Other positive housing indicators, among many:
- The inventory crunch, that has been driving price gains some analysts feared were approaching bubble territory, has begun to ease in many markets.
- Delinquencies and foreclosure filings are both declining, as is the number of homeowners with negative equity.
- Homes.com’s Local Market Index shows 19 of the nation’s top 100 housing markets now “fully recovered” and 38 at the half-way point in their recovery.

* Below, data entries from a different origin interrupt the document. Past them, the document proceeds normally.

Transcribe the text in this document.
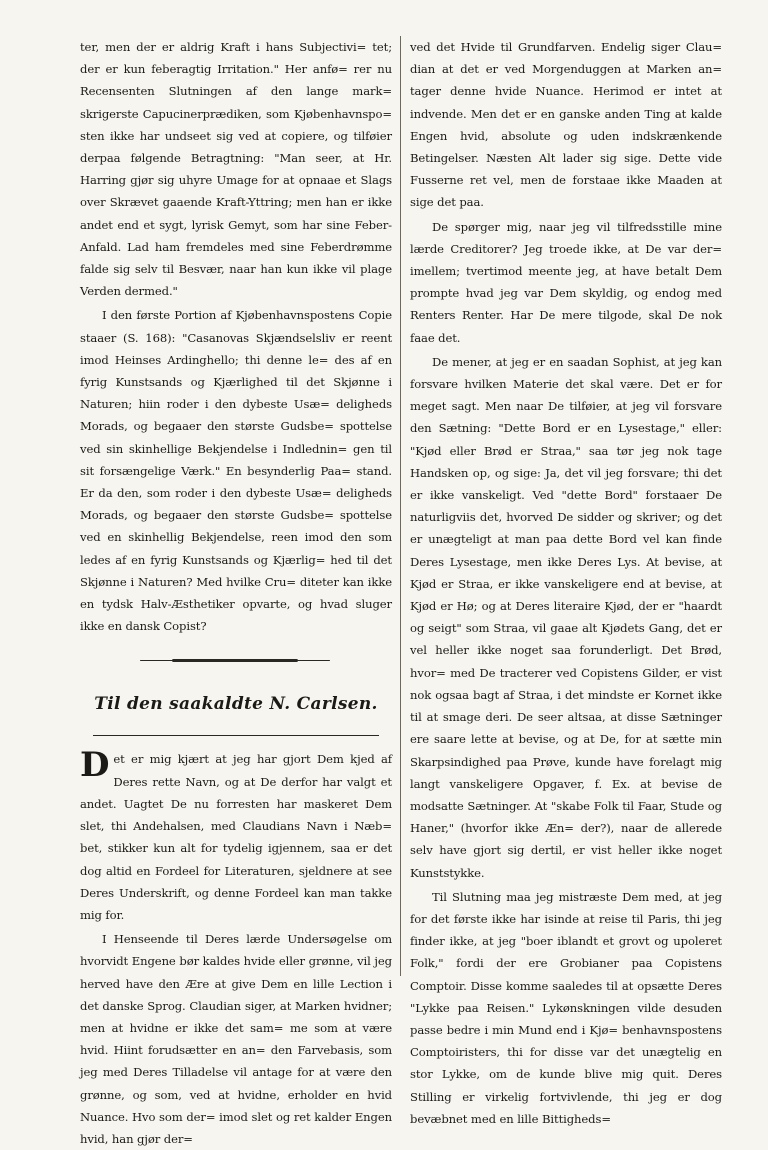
ter, men der er aldrig Kraft i hans Subjectivi= tet; der er kun feberagtig Irritation." Her anfø= rer nu Recensenten Slutningen af den lange mark= skrigerste Capucinerprædiken, som Kjøbenhavnspo= sten ikke har undseet sig ved at copiere, og tilføier derpaa følgende Betragtning: "Man seer, at Hr. Harring gjør sig uhyre Umage for at opnaae et Slags over Skrævet gaaende Kraft-Yttring; men han er ikke andet end et sygt, lyrisk Gemyt, som har sine Feber-Anfald. Lad ham fremdeles med sine Feberdrømme falde sig selv til Besvær, naar han kun ikke vil plage Verden dermed."

I den første Portion af Kjøbenhavnspostens Copie staaer (S. 168): "Casanovas Skjændselsliv er reent imod Heinses Ardinghello; thi denne le= des af en fyrig Kunstsands og Kjærlighed til det Skjønne i Naturen; hiin roder i den dybeste Usæ= deligheds Morads, og begaaer den største Gudsbe= spottelse ved sin skinhellige Bekjendelse i Indlednin= gen til sit forsængelige Værk." En besynderlig Paa= stand. Er da den, som roder i den dybeste Usæ= deligheds Morads, og begaaer den største Gudsbe= spottelse ved en skinhellig Bekjendelse, reen imod den som ledes af en fyrig Kunstsands og Kjærlig= hed til det Skjønne i Naturen? Med hvilke Cru= diteter kan ikke en tydsk Halv-Æsthetiker opvarte, og hvad sluger ikke en dansk Copist?

Til den saakaldte N. Carlsen.

Det er mig kjært at jeg har gjort Dem kjed af Deres rette Navn, og at De derfor har valgt et andet. Uagtet De nu forresten har maskeret Dem slet, thi Andehalsen, med Claudians Navn i Næb= bet, stikker kun alt for tydelig igjennem, saa er det dog altid en Fordeel for Literaturen, sjeldnere at see Deres Underskrift, og denne Fordeel kan man takke mig for.

I Henseende til Deres lærde Undersøgelse om hvorvidt Engene bør kaldes hvide eller grønne, vil jeg herved have den Ære at give Dem en lille Lection i det danske Sprog. Claudian siger, at Marken hvidner; men at hvidne er ikke det sam= me som at være hvid. Hiint forudsætter en an= den Farvebasis, som jeg med Deres Tilladelse vil antage for at være den grønne, og som, ved at hvidne, erholder en hvid Nuance. Hvo som der= imod slet og ret kalder Engen hvid, han gjør der=

ved det Hvide til Grundfarven. Endelig siger Clau= dian at det er ved Morgenduggen at Marken an= tager denne hvide Nuance. Herimod er intet at indvende. Men det er en ganske anden Ting at kalde Engen hvid, absolute og uden indskrænkende Betingelser. Næsten Alt lader sig sige. Dette vide Fusserne ret vel, men de forstaae ikke Maaden at sige det paa.

De spørger mig, naar jeg vil tilfredsstille mine lærde Creditorer? Jeg troede ikke, at De var der= imellem; tvertimod meente jeg, at have betalt Dem prompte hvad jeg var Dem skyldig, og endog med Renters Renter. Har De mere tilgode, skal De nok faae det.

De mener, at jeg er en saadan Sophist, at jeg kan forsvare hvilken Materie det skal være. Det er for meget sagt. Men naar De tilføier, at jeg vil forsvare den Sætning: "Dette Bord er en Lysestage," eller: "Kjød eller Brød er Straa," saa tør jeg nok tage Handsken op, og sige: Ja, det vil jeg forsvare; thi det er ikke vanskeligt. Ved "dette Bord" forstaaer De naturligviis det, hvorved De sidder og skriver; og det er unægteligt at man paa dette Bord vel kan finde Deres Lysestage, men ikke Deres Lys. At bevise, at Kjød er Straa, er ikke vanskeligere end at bevise, at Kjød er Hø; og at Deres literaire Kjød, der er "haardt og seigt" som Straa, vil gaae alt Kjødets Gang, det er vel heller ikke noget saa forunderligt. Det Brød, hvor= med De tracterer ved Copistens Gilder, er vist nok ogsaa bagt af Straa, i det mindste er Kornet ikke til at smage deri. De seer altsaa, at disse Sætninger ere saare lette at bevise, og at De, for at sætte min Skarpsindighed paa Prøve, kunde have forelagt mig langt vanskeligere Opgaver, f. Ex. at bevise de modsatte Sætninger. At "skabe Folk til Faar, Stude og Haner," (hvorfor ikke Æn= der?), naar de allerede selv have gjort sig dertil, er vist heller ikke noget Kunststykke.

Til Slutning maa jeg mistræste Dem med, at jeg for det første ikke har isinde at reise til Paris, thi jeg finder ikke, at jeg "boer iblandt et grovt og upoleret Folk," fordi der ere Grobianer paa Copistens Comptoir. Disse komme saaledes til at opsætte Deres "Lykke paa Reisen." Lykønskningen vilde desuden passe bedre i min Mund end i Kjø= benhavnspostens Comptoiristers, thi for disse var det unægtelig en stor Lykke, om de kunde blive mig quit. Deres Stilling er virkelig fortvivlende, thi jeg er dog bevæbnet med en lille Bittigheds=
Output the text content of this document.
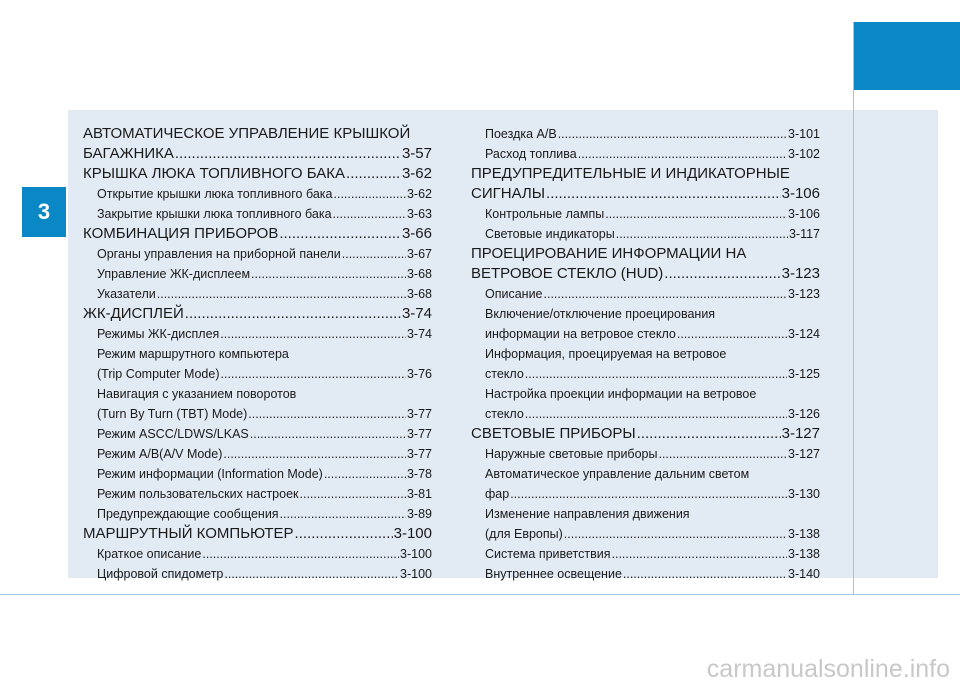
3
АВТОМАТИЧЕСКОЕ УПРАВЛЕНИЕ КРЫШКОЙ
БАГАЖНИКА .....	3-57
КРЫШКА ЛЮКА ТОПЛИВНОГО БАКА .....	3-62
Открытие крышки люка топливного бака .....	3-62
Закрытие крышки люка топливного бака .....	3-63
КОМБИНАЦИЯ ПРИБОРОВ .....	3-66
Органы управления на приборной панели .....	3-67
Управление ЖК-дисплеем .....	3-68
Указатели .....	3-68
ЖК-ДИСПЛЕЙ .....	3-74
Режимы ЖК-дисплея .....	3-74
Режим маршрутного компьютера
(Trip Computer Mode) .....	3-76
Навигация с указанием поворотов
(Turn By Turn (TBT) Mode) .....	3-77
Режим ASCC/LDWS/LKAS .....	3-77
Режим A/B(A/V Mode) .....	3-77
Режим информации (Information Mode) .....	3-78
Режим пользовательских настроек .....	3-81
Предупреждающие сообщения .....	3-89
МАРШРУТНЫЙ КОМПЬЮТЕР .....	3-100
Краткое описание .....	3-100
Цифровой спидометр .....	3-100
Поездка A/B .....	3-101
Расход топлива .....	3-102
ПРЕДУПРЕДИТЕЛЬНЫЕ И ИНДИКАТОРНЫЕ
СИГНАЛЫ .....	3-106
Контрольные лампы .....	3-106
Световые индикаторы .....	3-117
ПРОЕЦИРОВАНИЕ ИНФОРМАЦИИ НА
ВЕТРОВОЕ СТЕКЛО (HUD) .....	3-123
Описание .....	3-123
Включение/отключение проецирования
информации на ветровое стекло .....	3-124
Информация, проецируемая на ветровое
стекло .....	3-125
Настройка проекции информации на ветровое
стекло .....	3-126
СВЕТОВЫЕ ПРИБОРЫ .....	3-127
Наружные световые приборы .....	3-127
Автоматическое управление дальним светом
фар .....	3-130
Изменение направления движения
(для Европы) .....	3-138
Система приветствия .....	3-138
Внутреннее освещение .....	3-140
carmanualsonline.info
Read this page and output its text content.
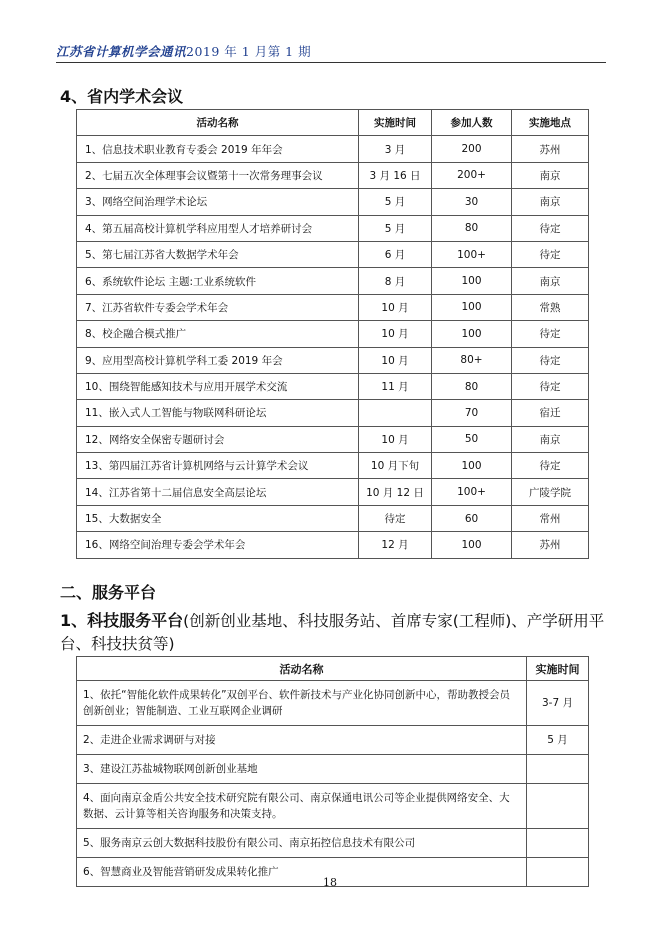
江苏省计算机学会通讯2019 年 1 月第 1 期
4、省内学术会议
活动名称	实施时间	参加人数	实施地点
1、信息技术职业教育专委会 2019 年年会	3 月	200	苏州
2、七届五次全体理事会议暨第十一次常务理事会议	3 月 16 日	200+	南京
3、网络空间治理学术论坛	5 月	30	南京
4、第五届高校计算机学科应用型人才培养研讨会	5 月	80	待定
5、第七届江苏省大数据学术年会	6 月	100+	待定
6、系统软件论坛 主题:工业系统软件	8 月	100	南京
7、江苏省软件专委会学术年会	10 月	100	常熟
8、校企融合模式推广	10 月	100	待定
9、应用型高校计算机学科工委 2019 年会	10 月	80+	待定
10、围绕智能感知技术与应用开展学术交流	11 月	80	待定
11、嵌入式人工智能与物联网科研论坛		70	宿迁
12、网络安全保密专题研讨会	10 月	50	南京
13、第四届江苏省计算机网络与云计算学术会议	10 月下旬	100	待定
14、江苏省第十二届信息安全高层论坛	10 月 12 日	100+	广陵学院
15、大数据安全	待定	60	常州
16、网络空间治理专委会学术年会	12 月	100	苏州
二、服务平台
1、科技服务平台(创新创业基地、科技服务站、首席专家(工程师)、产学研用平台、科技扶贫等)
活动名称	实施时间
1、依托“智能化软件成果转化”双创平台、软件新技术与产业化协同创新中心，帮助教授会员创新创业；智能制造、工业互联网企业调研	3-7 月
2、走进企业需求调研与对接	5 月
3、建设江苏盐城物联网创新创业基地	
4、面向南京金盾公共安全技术研究院有限公司、南京保通电讯公司等企业提供网络安全、大数据、云计算等相关咨询服务和决策支持。	
5、服务南京云创大数据科技股份有限公司、南京拓控信息技术有限公司	
6、智慧商业及智能营销研发成果转化推广	
18
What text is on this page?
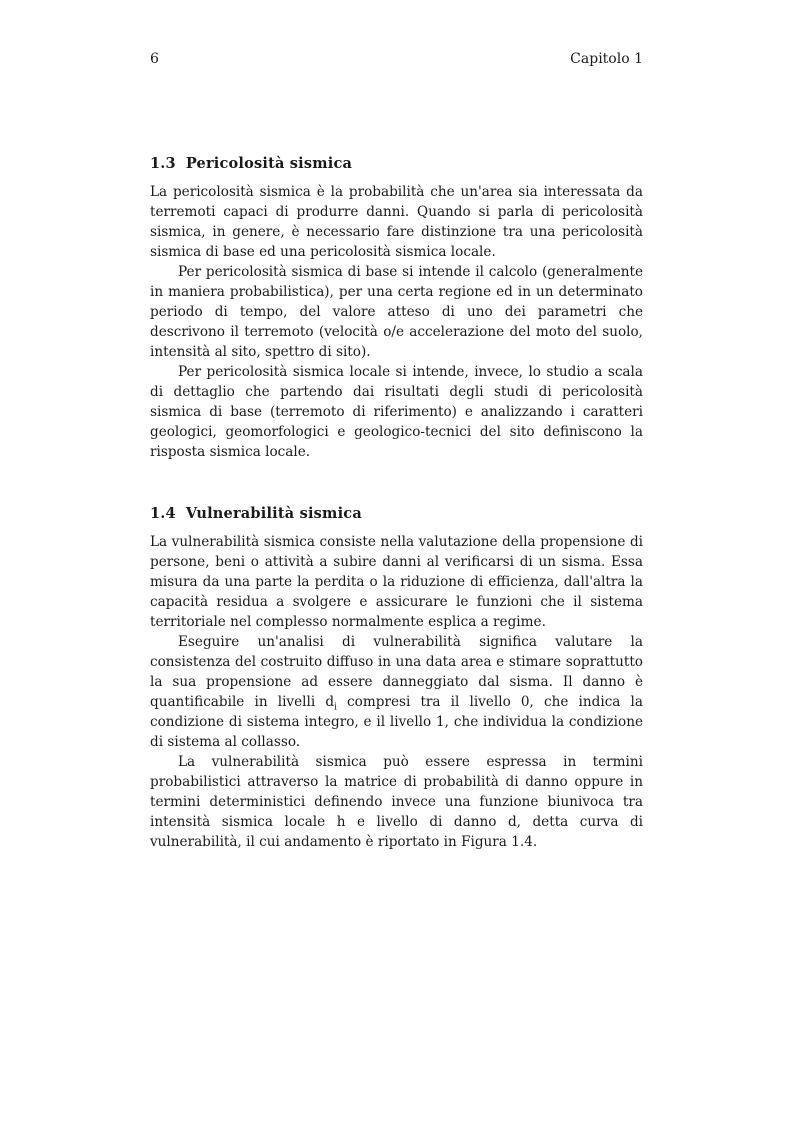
6	Capitolo 1
1.3 Pericolosità sismica

La pericolosità sismica è la probabilità che un'area sia interessata da terremoti capaci di produrre danni. Quando si parla di pericolosità sismica, in genere, è necessario fare distinzione tra una pericolosità sismica di base ed una pericolosità sismica locale.

Per pericolosità sismica di base si intende il calcolo (generalmente in maniera probabilistica), per una certa regione ed in un determinato periodo di tempo, del valore atteso di uno dei parametri che descrivono il terremoto (velocità o/e accelerazione del moto del suolo, intensità al sito, spettro di sito).

Per pericolosità sismica locale si intende, invece, lo studio a scala di dettaglio che partendo dai risultati degli studi di pericolosità sismica di base (terremoto di riferimento) e analizzando i caratteri geologici, geomorfologici e geologico-tecnici del sito definiscono la risposta sismica locale.

1.4 Vulnerabilità sismica

La vulnerabilità sismica consiste nella valutazione della propensione di persone, beni o attività a subire danni al verificarsi di un sisma. Essa misura da una parte la perdita o la riduzione di efficienza, dall'altra la capacità residua a svolgere e assicurare le funzioni che il sistema territoriale nel complesso normalmente esplica a regime.

Eseguire un'analisi di vulnerabilità significa valutare la consistenza del costruito diffuso in una data area e stimare soprattutto la sua propensione ad essere danneggiato dal sisma. Il danno è quantificabile in livelli $d_i$ compresi tra il livello 0, che indica la condizione di sistema integro, e il livello 1, che individua la condizione di sistema al collasso.

La vulnerabilità sismica può essere espressa in termini probabilistici attraverso la matrice di probabilità di danno oppure in termini deterministici definendo invece una funzione biunivoca tra intensità sismica locale h e livello di danno d, detta curva di vulnerabilità, il cui andamento è riportato in Figura 1.4.
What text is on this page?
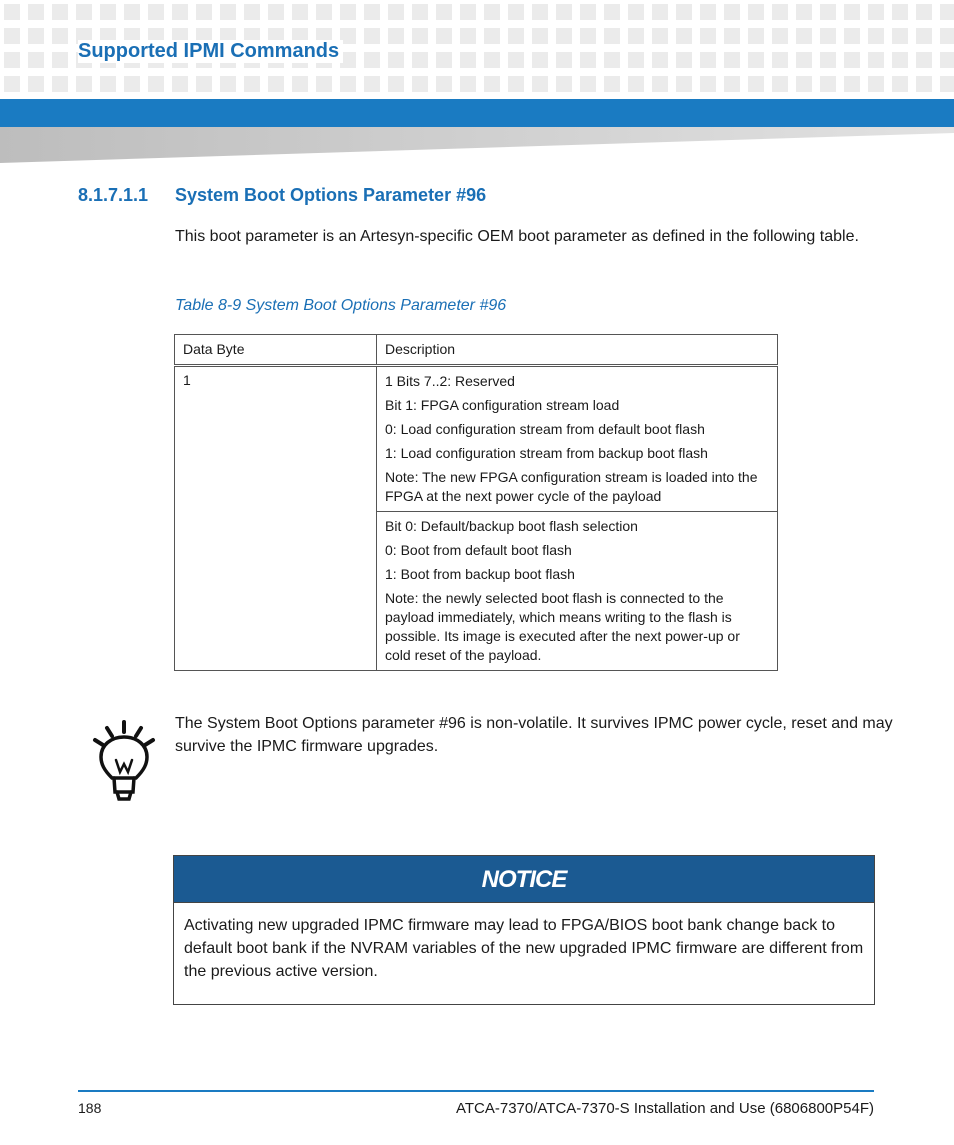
Supported IPMI Commands
8.1.7.1.1 System Boot Options Parameter #96

This boot parameter is an Artesyn-specific OEM boot parameter as defined in the following table.

Table 8-9 System Boot Options Parameter #96

Data Byte	Description
1	1 Bits 7..2: Reserved

Bit 1: FPGA configuration stream load

0: Load configuration stream from default boot flash

1: Load configuration stream from backup boot flash

Note: The new FPGA configuration stream is loaded into the FPGA at the next power cycle of the payload

	Bit 0: Default/backup boot flash selection

0: Boot from default boot flash

1: Boot from backup boot flash

Note: the newly selected boot flash is connected to the payload immediately, which means writing to the flash is possible. Its image is executed after the next power-up or cold reset of the payload.

The System Boot Options parameter #96 is non-volatile. It survives IPMC power cycle, reset and may survive the IPMC firmware upgrades.

NOTICE

Activating new upgraded IPMC firmware may lead to FPGA/BIOS boot bank change back to default boot bank if the NVRAM variables of the new upgraded IPMC firmware are different from the previous active version.

188	ATCA-7370/ATCA-7370-S Installation and Use (6806800P54F)
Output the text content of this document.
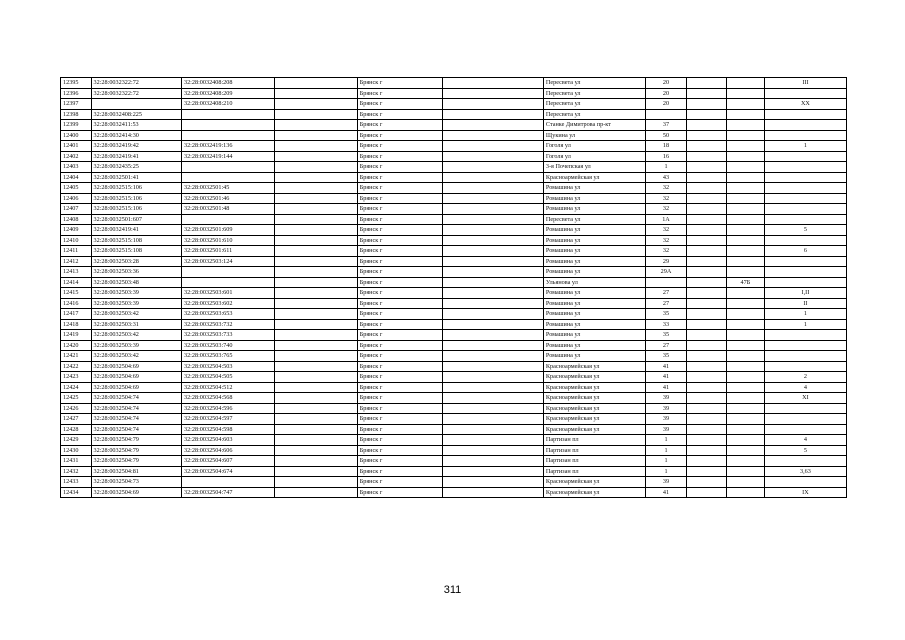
12395	32:28:0032322:72	32:28:0032408:208		Брянск г		Пересвета ул	20			III
12396	32:28:0032322:72	32:28:0032408:209		Брянск г		Пересвета ул	20			
12397		32:28:0032408:210		Брянск г		Пересвета ул	20			XX
12398	32:28:0032408:225			Брянск г		Пересвета ул				
12399	32:28:0032411:53			Брянск г		Станке Димитрова пр-кт	37			
12400	32:28:0032414:30			Брянск г		Щукина ул	50			
12401	32:28:0032419:42	32:28:0032419:136		Брянск г		Гоголя ул	18			1
12402	32:28:0032419:41	32:28:0032419:144		Брянск г		Гоголя ул	16			
12403	32:28:0032435:25			Брянск г		3-я Почепская ул	1			
12404	32:28:0032501:41			Брянск г		Красноармейская ул	43			
12405	32:28:0032515:106	32:28:0032501:45		Брянск г		Ромашина ул	32			
12406	32:28:0032515:106	32:28:0032501:46		Брянск г		Ромашина ул	32			
12407	32:28:0032515:106	32:28:0032501:48		Брянск г		Ромашина ул	32			
12408	32:28:0032501:607			Брянск г		Пересвета ул	1А			
12409	32:28:0032419:41	32:28:0032501:609		Брянск г		Ромашина ул	32			5
12410	32:28:0032515:108	32:28:0032501:610		Брянск г		Ромашина ул	32			
12411	32:28:0032515:108	32:28:0032501:611		Брянск г		Ромашина ул	32			6
12412	32:28:0032503:28	32:28:0032503:124		Брянск г		Ромашина ул	29			
12413	32:28:0032503:36			Брянск г		Ромашина ул	29А			
12414	32:28:0032503:48			Брянск г		Ульянова ул			47Б	
12415	32:28:0032503:39	32:28:0032503:601		Брянск г		Ромашина ул	27			I,II
12416	32:28:0032503:39	32:28:0032503:602		Брянск г		Ромашина ул	27			II
12417	32:28:0032503:42	32:28:0032503:653		Брянск г		Ромашина ул	35			1
12418	32:28:0032503:31	32:28:0032503:732		Брянск г		Ромашина ул	33			1
12419	32:28:0032503:42	32:28:0032503:733		Брянск г		Ромашина ул	35			
12420	32:28:0032503:39	32:28:0032503:740		Брянск г		Ромашина ул	27			
12421	32:28:0032503:42	32:28:0032503:765		Брянск г		Ромашина ул	35			
12422	32:28:0032504:69	32:28:0032504:503		Брянск г		Красноармейская ул	41			
12423	32:28:0032504:69	32:28:0032504:505		Брянск г		Красноармейская ул	41			2
12424	32:28:0032504:69	32:28:0032504:512		Брянск г		Красноармейская ул	41			4
12425	32:28:0032504:74	32:28:0032504:568		Брянск г		Красноармейская ул	39			XI
12426	32:28:0032504:74	32:28:0032504:596		Брянск г		Красноармейская ул	39			
12427	32:28:0032504:74	32:28:0032504:597		Брянск г		Красноармейская ул	39			
12428	32:28:0032504:74	32:28:0032504:598		Брянск г		Красноармейская ул	39			
12429	32:28:0032504:79	32:28:0032504:603		Брянск г		Партизан пл	1			4
12430	32:28:0032504:79	32:28:0032504:606		Брянск г		Партизан пл	1			5
12431	32:28:0032504:79	32:28:0032504:607		Брянск г		Партизан пл	1			
12432	32:28:0032504:81	32:28:0032504:674		Брянск г		Партизан пл	1			3,63
12433	32:28:0032504:73			Брянск г		Красноармейская ул	39			
12434	32:28:0032504:69	32:28:0032504:747		Брянск г		Красноармейская ул	41			IX
311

The housing reports weren’t universally upbeat. A CoreLogic survey found that only half of the 9.7 million buyers currently under water on their mortgages would be interested in buying again if they get out from under the homes they own. Add to that another 11.2 million “under-equitied” owners, who would not clear enough from the sale of their homes to afford another, and you have a large enough chunk of the prospective buyer market to cast a sizable shadow over future home buying demand.
A Mixed Bag
But even with that hint of an impending drizzle on the housing parade, there is no question that good reports continue to outweigh the negative ones in the housing sector. In other segments of the economy, reports have been more mixed.
The slow pace at which the labor market is absorbing unemployed workers and new job-hunters is the biggest concern, but the “disappointing” retail sales report for June also made many analysts frown, raising questions about the consumer spending outlook for the rest of the year.
On the other hand, factory activity hit a two-year high in July and durable goods orders, reported by the Commerce Department, increased by 4.2 percent, triple the median forecast.
Consumers, whose spending drives 70 percent of the economy, appear to be suffering from mood swings, judging by differences in the two key confidence surveys. The Thomson/Reuters final confidence survey in July reached its highest level in six years (85.1 vs. 84.1 in June), beating the consensus forecast and improving on the preliminary survey, which had indicated a decline to 83.9 from the June level. Respondents to this survey were feeling considerably better about current conditions (98.6 for this component of the index vs. 93.8 in June) than they were about the outlook for the next six months, which slipped a bit to 76.5 from the June reading of 77.8.
The Conference Board’s survey, released a few days later, found consumers less upbeat: The July reading fell to 80.3 from an upwardly revised June reading of 82.1. But like the Thomson/Reuters survey, this one showed consumers more optimistic about current conditions (which increased to 73.6 from 68.7) than about the future outlook, which slid to 84.7 from 91.1.
Leading economic indicators were unchanged in June and the second quarter growth rate, at 1.1 percent, was stronger than expected, indicating that most segments of the economy are at least holding their own against the downdraft crated by the sequester-mandated cuts in government spending.
A Better Half
The Federal Reserve’s Beige Book analysis of economic conditions reported “modest to moderate” growth in most regions, predicting that growth will accelerate in the second half of this year. That reflects what appears to be a growing consensus among private sector economists and business executives.
More than 70 percent of the small business economists responding to a recent survey predicted that the economy will grow more than 2 percent in the next 6 to 12 months compared with only 50 percent who held that relatively upbeat view a year ago.
Jeff Fettig, chief executive officer of Whirlpool, thinks an improving outlook for consumer spending justifies that view. “We are seeing, we think, sustainable, profound demand recovery in the U.S. Marketplace,” he told reporters during a recent earning call. Based on what it perceives as broadly favorable trends, the company is expecting demand for its products to increase by 8 percent this year, up from 6 percent projected a few months ago. “We continue to see very positive trends in U.S. housing,” Fettig said, “[but we’re] seeing a pickup in demand really in all segments of the market.”